Oppure accostando i totali ai primissimi piani in cui l’attore parla direttamente in camera, le scene in esterni (come quelle dei personaggi che vagano nel labirinto) a quelle, identiche, però ricostruite sul palco. Linguaggi cinematografici che si integrano, fornendo prospettive diverse di uno stesso momento o di uno stesso concetto. Come nella scelta di proporre le fasi di lettura del testo, per poi far seguire una scena teatrale, che non termina in palcoscenico, ma a volte continua dietro le quinte, nei camerini, come se ogni attore portasse con sé il proprio personaggio, anche fuori dal teatro stesso, tra le calli, come si è detto. O ancora, l’azione in sala prove, in bianco e nero, si alterna a quella sul palco, a colori, come in un contrasto negativo/positivo o inganno/verità.

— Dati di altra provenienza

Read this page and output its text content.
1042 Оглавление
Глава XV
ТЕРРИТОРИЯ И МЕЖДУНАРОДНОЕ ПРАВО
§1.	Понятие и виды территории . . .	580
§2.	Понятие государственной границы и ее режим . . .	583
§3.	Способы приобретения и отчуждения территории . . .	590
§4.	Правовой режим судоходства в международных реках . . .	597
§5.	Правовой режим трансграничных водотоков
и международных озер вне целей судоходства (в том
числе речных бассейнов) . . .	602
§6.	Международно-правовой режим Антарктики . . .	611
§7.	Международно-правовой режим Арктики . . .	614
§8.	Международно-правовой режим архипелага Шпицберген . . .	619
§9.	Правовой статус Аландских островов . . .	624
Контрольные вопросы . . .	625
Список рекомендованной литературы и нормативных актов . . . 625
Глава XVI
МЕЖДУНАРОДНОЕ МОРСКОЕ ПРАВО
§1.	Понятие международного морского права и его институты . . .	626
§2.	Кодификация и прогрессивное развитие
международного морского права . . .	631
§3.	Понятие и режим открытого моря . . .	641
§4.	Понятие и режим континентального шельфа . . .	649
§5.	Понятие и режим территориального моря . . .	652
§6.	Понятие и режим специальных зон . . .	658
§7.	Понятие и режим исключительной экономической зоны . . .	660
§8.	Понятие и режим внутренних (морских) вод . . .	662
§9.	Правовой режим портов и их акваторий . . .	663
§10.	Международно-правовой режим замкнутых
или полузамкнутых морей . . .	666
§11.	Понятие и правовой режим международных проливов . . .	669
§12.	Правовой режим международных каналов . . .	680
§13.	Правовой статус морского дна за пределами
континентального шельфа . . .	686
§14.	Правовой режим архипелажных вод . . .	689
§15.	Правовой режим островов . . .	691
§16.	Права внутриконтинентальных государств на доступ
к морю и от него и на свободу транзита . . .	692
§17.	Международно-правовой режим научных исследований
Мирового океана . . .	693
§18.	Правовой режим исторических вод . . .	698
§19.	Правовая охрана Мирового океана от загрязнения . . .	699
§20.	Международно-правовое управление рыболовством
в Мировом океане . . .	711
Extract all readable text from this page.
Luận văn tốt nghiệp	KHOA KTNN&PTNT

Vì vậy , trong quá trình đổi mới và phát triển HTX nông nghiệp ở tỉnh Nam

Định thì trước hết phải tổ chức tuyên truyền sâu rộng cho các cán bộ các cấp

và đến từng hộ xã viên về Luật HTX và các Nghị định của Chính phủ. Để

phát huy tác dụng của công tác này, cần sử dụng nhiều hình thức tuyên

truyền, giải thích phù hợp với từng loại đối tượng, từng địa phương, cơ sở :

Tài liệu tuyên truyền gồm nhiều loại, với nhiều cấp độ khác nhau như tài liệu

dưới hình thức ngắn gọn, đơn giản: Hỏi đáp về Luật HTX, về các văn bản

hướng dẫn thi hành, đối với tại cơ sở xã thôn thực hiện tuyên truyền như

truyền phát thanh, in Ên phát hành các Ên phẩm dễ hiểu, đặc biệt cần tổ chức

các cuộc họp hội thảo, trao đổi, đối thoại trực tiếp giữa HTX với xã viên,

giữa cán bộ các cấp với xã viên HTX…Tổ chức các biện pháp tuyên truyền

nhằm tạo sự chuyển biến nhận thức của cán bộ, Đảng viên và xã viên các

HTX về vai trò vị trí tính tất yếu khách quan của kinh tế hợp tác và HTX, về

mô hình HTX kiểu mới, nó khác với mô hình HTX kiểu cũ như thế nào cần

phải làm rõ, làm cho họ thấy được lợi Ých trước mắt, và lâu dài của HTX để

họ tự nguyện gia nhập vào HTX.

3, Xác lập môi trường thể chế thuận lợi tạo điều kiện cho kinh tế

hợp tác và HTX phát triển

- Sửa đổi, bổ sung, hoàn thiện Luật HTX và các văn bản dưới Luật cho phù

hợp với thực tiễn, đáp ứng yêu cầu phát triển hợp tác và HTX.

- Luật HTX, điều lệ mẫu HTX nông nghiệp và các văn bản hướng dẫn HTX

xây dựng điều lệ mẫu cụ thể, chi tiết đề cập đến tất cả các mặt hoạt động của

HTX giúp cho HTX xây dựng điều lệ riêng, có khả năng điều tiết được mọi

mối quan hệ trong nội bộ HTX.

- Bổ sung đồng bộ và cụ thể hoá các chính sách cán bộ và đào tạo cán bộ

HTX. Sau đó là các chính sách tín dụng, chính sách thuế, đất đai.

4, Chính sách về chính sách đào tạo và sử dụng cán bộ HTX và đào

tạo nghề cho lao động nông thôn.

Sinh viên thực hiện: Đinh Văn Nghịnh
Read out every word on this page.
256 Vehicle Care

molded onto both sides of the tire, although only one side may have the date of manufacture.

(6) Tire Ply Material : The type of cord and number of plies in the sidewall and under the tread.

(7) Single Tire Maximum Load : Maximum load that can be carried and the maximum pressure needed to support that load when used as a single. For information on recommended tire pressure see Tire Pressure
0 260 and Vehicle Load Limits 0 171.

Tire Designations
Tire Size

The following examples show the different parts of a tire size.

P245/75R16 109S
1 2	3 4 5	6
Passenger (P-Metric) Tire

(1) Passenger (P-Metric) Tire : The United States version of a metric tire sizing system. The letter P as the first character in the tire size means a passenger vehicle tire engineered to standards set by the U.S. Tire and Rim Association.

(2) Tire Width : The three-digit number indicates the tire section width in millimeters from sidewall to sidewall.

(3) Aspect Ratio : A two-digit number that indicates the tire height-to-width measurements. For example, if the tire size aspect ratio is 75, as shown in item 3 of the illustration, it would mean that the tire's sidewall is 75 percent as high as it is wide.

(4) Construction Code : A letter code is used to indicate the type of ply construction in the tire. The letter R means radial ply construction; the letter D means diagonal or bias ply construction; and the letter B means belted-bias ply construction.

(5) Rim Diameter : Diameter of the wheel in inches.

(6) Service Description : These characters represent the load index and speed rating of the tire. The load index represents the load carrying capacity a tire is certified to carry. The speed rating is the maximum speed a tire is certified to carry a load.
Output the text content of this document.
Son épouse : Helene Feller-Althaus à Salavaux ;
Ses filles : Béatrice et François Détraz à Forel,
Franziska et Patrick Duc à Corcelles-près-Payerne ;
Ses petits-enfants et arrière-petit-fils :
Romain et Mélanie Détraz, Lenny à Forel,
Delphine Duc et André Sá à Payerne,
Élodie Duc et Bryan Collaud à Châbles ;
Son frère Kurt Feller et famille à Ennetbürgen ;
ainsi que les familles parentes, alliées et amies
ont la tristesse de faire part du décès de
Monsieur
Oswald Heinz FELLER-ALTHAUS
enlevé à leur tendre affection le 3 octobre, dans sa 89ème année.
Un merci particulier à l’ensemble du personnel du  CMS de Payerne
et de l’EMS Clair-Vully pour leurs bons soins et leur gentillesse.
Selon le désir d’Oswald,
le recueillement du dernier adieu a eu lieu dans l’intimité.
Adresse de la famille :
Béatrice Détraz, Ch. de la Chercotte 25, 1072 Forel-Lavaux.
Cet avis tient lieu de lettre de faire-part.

C’è il making of, c’è la soggettiva, ci sono le sovrapposizioni, le rifrazioni, c’è il teatro che si fa cinema, c’è l’uso della città come teatro. Differenti percorsi che si inseguono, incuriosendo, facendo entrare il pubblico – con naturalezza – dentro lo spettacolo, senza che ci sia cesura tra la creazione e la messa in scena, e dentro i personaggi, che nascono sotto gli occhi dello spettatore e si materializzano nella mente e nel corpo degli attori.
Il linguaggio utilizzato, dunque, non in chiave estetica, ma in chiave interpretativa, sottolineando la nuova visione che, già con la versione teatrale, si è voluto dare all’opera di Shakespeare: non tanto uno sguardo sulla lotta per il potere, ma sui dilemmi di un padre, sul rapporto tra generazioni, sulle varie sfaccettature dell’umano. Non a caso, i momenti che il film riesce ad evidenziare con maggiore intensità sono proprio quelli dei confronti di Lear e di Gloucester con i rispettivi figli.
Ma forse l’innovazione più importante è quella che vede includere nell’analisi dello spettacolo anche l’aspetto più strettamente artistico, ovvero l’apporto di Michelangelo Pistoletto: non solo come creatore delle opere utilizzate nella scenografia, ma anche come unico personaggio intervistato nel documentario e le cui parole divengono concetti filosofici, che si integrano con il senso profondo di questa lettura. Ed è così che, attraverso la spiegazione che Pistoletto dà del senso delle stesse opere, di ogni elemento scenico in rapporto con l’azione e i personaggi, lo spettacolo trova un’altra prospettiva, forse quella portante: la metafora dell’arte. Con l’illustrazione degli elementi e del significato dello spazio, Pistoletto interpreta la visione complessiva che Preziosi dà al dramma: le porte che recano in alto la scritta “figlio” sottolineano l’essenza di colui che le attraversa, che diviene poi padre.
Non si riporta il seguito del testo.